Professor Bowersock has received numerous awards in recognition of his scholarship and contributions to the field. In 2004, he was named a Chevalier, or Knight, of the Légion d'Honneur (Legion of Honor), an order of merit given by the French government. Instituted by Emperor Napoleon I in 1802, it is one of France's most prestigious awards and the country's highest civilian honor. In 1992, he was honored with the James Breasted Prize of the American Historical Association for his book Hellenism in Late Antiquity (1990).

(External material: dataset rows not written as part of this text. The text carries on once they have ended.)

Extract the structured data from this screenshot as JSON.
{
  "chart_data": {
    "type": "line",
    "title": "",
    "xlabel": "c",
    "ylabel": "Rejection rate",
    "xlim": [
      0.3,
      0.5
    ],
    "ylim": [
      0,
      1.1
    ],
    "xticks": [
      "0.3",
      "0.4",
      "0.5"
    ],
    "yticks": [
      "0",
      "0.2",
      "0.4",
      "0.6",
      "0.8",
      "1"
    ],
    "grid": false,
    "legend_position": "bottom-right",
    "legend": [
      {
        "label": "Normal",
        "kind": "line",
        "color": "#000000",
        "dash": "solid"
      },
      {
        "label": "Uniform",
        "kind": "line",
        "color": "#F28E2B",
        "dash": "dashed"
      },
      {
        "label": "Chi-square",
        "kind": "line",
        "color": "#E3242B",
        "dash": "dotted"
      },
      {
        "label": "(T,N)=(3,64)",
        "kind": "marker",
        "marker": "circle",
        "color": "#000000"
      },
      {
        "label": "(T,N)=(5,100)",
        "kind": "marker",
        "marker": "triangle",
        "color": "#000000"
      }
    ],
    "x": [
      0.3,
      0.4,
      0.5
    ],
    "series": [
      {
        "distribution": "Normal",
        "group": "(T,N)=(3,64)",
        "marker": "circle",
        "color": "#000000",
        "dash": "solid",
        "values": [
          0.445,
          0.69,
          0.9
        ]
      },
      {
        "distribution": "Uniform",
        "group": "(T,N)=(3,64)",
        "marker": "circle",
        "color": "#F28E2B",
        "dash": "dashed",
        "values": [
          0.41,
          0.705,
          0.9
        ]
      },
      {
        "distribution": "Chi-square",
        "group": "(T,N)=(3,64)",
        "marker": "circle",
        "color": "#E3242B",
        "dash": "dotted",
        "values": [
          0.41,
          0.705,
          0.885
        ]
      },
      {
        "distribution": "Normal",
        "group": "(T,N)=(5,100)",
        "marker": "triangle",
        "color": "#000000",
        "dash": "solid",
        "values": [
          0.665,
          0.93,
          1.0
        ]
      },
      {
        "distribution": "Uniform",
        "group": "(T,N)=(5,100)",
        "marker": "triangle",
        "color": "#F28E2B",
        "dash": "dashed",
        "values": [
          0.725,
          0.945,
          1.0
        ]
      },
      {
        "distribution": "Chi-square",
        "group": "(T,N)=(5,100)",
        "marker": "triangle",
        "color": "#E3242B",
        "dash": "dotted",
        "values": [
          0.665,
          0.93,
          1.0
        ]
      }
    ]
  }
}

He has been awarded honorary degrees from the University of Strasbourg, l'Ecole Pratique des Hautes Etudes and the University of Athens. Named an Honorary Fellow of Balliol College, Oxford University in 2004, Professor Bowersock is a Fellow of the American Academy of Arts and Sciences, Foreign Fellow of the Accademia Nazionale dei Lincei, Member of the American Philosophical Society, Member of the Académie des Inscriptions et Belles-Lettres and a Foreign Member of the Russian Academy of Sciences. He also serves on the Boards of Directors of the Metropolitan Opera and the Metropolitan Opera Guild.
Professor Bowersock received his A.B. from Harvard University in 1957, and after earning a B.A. and M.A. at Oxford University, he was awarded a D.Phil. from Oxford in 1962. He taught at Oxford in Balliol, Magdalen, and New Colleges from l960 to 1962, at which point he joined the faculty of Harvard. There, he was Professor of Classics and History, as well as Chairman of the Department of Classics from 1972 to 1977, and Associate Dean of the Faculty of Arts and Sciences from 1977 to 1980, at which time he joined the Faculty at the Institute. He was Visiting Professor at Oxford University in 1966 and at Australian National University in 1972. In 1991-92, he served as Sather Professor at the University of California at Berkeley, and was Visiting Professor at the Collège de France in 1997, where he gave four lectures and was presented with a medal.